Under the rules of practice in this state,
each side in a lawsuit has the right to take your sworn testimony, or
deposition, before trial. This testimony is recorded in shorthand, video taped
or tape-recorded and is transcribed for future use in the lawsuit. Present in
the deposition will be your lawyer as well as the person recording your
testimony and the opposing attorney, who will ask the questions. Other people,
such as insurance company representatives or the other parties to the lawsuit,
may also be present if they wish. The deposition will be taken either in a
lawyer's office or at some other designated place.

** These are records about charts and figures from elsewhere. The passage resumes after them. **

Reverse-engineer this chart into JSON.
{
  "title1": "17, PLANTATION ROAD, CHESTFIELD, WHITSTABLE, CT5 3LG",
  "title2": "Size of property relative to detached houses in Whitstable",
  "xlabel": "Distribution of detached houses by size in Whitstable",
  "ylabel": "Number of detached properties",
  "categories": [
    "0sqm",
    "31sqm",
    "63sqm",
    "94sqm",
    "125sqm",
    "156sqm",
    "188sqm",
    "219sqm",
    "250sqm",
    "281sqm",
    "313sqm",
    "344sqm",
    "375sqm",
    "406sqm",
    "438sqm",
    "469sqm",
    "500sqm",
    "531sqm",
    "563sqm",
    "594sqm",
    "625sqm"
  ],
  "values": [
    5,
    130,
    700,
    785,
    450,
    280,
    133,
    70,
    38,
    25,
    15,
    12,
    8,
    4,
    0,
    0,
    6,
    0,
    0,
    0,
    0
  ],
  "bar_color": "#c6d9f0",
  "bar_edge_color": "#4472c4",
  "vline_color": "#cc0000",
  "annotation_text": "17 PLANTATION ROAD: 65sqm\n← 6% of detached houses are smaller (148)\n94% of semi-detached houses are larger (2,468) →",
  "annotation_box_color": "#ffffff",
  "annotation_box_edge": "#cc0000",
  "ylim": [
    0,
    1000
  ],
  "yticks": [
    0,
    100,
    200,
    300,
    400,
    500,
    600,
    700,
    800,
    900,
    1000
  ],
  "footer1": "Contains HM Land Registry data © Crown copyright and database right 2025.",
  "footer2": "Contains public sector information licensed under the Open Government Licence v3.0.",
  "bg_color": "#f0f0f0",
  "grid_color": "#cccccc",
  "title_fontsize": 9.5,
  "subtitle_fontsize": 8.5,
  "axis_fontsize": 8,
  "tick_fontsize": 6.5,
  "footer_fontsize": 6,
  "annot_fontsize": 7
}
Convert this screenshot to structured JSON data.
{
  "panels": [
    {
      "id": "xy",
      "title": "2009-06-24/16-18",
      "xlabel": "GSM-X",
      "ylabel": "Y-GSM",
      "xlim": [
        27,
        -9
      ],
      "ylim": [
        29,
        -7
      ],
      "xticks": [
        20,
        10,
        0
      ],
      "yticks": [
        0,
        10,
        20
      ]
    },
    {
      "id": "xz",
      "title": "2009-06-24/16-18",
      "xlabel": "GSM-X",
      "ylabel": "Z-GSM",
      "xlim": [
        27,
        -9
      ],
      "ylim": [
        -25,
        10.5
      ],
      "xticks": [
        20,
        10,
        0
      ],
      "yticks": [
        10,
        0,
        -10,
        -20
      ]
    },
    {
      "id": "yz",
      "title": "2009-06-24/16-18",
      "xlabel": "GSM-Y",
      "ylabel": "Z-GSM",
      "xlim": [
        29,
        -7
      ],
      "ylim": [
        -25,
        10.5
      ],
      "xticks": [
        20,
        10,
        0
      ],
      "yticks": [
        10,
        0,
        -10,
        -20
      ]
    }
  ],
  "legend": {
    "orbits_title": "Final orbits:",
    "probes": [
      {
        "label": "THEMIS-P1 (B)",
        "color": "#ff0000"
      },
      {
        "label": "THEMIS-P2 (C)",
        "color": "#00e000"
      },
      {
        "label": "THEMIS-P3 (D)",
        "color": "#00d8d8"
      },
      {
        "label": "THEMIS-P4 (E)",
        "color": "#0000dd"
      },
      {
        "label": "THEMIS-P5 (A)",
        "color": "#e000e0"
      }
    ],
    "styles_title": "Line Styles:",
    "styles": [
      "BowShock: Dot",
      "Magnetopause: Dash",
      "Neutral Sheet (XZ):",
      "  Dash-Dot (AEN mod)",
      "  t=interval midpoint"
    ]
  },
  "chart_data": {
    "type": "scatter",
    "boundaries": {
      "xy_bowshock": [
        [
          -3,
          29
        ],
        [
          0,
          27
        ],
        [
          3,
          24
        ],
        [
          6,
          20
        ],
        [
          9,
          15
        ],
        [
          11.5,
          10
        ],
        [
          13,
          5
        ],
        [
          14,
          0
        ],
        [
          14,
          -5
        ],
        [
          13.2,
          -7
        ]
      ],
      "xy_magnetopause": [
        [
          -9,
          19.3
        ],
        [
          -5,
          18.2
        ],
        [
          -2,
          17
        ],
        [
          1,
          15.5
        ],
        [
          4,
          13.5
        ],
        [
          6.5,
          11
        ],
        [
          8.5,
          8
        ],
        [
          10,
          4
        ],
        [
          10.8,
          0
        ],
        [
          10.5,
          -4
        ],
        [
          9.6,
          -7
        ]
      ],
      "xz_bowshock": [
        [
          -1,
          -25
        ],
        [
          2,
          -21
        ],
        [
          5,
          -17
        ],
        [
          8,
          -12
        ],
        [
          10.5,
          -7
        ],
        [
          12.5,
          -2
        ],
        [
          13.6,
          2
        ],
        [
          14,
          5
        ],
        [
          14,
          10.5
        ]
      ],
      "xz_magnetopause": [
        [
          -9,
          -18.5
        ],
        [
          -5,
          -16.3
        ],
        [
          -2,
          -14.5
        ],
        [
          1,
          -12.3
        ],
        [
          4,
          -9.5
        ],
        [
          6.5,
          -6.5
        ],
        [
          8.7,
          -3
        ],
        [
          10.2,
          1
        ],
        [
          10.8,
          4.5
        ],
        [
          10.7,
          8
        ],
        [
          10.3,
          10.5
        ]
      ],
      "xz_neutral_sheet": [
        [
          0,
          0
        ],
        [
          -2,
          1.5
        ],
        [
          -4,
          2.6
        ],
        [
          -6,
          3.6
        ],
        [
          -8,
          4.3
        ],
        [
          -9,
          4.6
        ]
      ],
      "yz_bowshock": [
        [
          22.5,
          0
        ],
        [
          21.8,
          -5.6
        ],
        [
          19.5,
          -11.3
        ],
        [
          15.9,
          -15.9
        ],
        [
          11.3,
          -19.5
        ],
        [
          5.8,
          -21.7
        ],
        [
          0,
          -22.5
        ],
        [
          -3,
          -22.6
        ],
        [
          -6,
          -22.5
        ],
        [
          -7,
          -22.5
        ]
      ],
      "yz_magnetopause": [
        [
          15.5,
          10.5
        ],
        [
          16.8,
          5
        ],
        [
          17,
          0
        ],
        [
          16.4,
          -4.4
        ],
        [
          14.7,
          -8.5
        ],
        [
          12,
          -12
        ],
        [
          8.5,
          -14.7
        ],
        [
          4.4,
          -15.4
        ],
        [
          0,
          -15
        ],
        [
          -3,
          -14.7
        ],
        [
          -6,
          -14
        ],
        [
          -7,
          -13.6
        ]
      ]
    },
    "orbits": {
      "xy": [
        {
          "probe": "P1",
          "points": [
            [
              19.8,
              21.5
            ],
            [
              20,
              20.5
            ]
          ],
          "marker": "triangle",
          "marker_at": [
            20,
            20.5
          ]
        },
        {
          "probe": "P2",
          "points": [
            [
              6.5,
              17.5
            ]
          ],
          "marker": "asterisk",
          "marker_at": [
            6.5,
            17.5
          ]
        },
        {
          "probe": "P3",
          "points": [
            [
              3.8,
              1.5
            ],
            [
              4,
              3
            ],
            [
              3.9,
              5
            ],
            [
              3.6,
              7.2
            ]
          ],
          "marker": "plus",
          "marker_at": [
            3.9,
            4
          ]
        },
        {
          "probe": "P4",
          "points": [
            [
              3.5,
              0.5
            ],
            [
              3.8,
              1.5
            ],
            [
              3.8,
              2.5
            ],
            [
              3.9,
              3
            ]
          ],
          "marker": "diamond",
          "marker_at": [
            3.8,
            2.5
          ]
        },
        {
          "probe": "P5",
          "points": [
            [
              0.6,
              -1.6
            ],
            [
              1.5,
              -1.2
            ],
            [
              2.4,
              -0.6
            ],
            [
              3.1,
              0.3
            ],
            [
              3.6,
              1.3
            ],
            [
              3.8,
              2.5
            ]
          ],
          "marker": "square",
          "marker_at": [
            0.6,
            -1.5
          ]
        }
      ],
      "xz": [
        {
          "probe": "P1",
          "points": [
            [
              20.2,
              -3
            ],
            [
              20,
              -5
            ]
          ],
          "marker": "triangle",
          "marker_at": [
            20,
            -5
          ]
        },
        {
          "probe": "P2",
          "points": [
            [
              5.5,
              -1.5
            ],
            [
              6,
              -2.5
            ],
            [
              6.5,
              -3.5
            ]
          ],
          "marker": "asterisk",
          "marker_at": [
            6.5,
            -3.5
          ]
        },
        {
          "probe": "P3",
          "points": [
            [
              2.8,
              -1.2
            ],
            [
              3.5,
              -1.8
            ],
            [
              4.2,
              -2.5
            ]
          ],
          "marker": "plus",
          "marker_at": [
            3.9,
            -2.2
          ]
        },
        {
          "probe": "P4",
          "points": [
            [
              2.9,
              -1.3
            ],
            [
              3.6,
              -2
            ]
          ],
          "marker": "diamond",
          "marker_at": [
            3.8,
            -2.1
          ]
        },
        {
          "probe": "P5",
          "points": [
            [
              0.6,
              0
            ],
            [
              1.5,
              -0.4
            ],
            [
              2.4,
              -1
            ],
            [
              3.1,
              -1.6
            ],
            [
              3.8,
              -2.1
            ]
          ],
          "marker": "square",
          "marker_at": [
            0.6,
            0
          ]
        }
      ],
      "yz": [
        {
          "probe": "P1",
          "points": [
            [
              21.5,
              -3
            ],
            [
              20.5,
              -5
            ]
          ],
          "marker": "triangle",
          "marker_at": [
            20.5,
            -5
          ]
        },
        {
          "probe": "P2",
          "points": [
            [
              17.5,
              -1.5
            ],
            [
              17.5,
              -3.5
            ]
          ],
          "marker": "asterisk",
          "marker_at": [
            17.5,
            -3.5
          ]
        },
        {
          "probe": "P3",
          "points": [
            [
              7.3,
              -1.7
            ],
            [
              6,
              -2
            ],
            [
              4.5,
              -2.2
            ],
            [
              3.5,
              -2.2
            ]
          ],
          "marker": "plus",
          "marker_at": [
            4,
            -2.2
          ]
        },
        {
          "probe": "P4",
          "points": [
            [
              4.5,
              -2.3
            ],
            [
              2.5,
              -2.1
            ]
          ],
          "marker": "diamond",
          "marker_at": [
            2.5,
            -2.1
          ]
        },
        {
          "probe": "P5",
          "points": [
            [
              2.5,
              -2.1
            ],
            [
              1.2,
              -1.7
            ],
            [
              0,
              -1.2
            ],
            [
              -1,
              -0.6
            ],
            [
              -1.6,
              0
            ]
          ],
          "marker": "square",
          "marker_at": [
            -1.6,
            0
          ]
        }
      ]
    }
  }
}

It is difficult to predict how long the
deposition will take, but it generally lasts from one to two hours. The
deposition will usually cover the following areas, depending upon the nature of
Your personal history and background,
including your education, training, skills, job experience, medical history and
any prior litigation in which you have been involved;
The facts of the case;
The damages and injuries and how they
were calculated, including any out-of-pocket expenses paid; and
The medical treatment or care you have
received, the complaints you now have, your ability to take part in daily
activities, the effect of your injuries on your work and hobbies, and a
complete history of illnesses and injuries you have suffered before and after
the date of the accident.
Your deposition, properly given, will
assist everybody a great deal in handling your case, either in reaching a
settlement or at trial. How you act at the deposition: your attitude,
appearance and the truthfulness of your answers, can help or hurt you.
Remember that opposing counsel will
usually see you for the first time at the deposition. It is important that you
impress the other side's attorney with how good a witness you will be.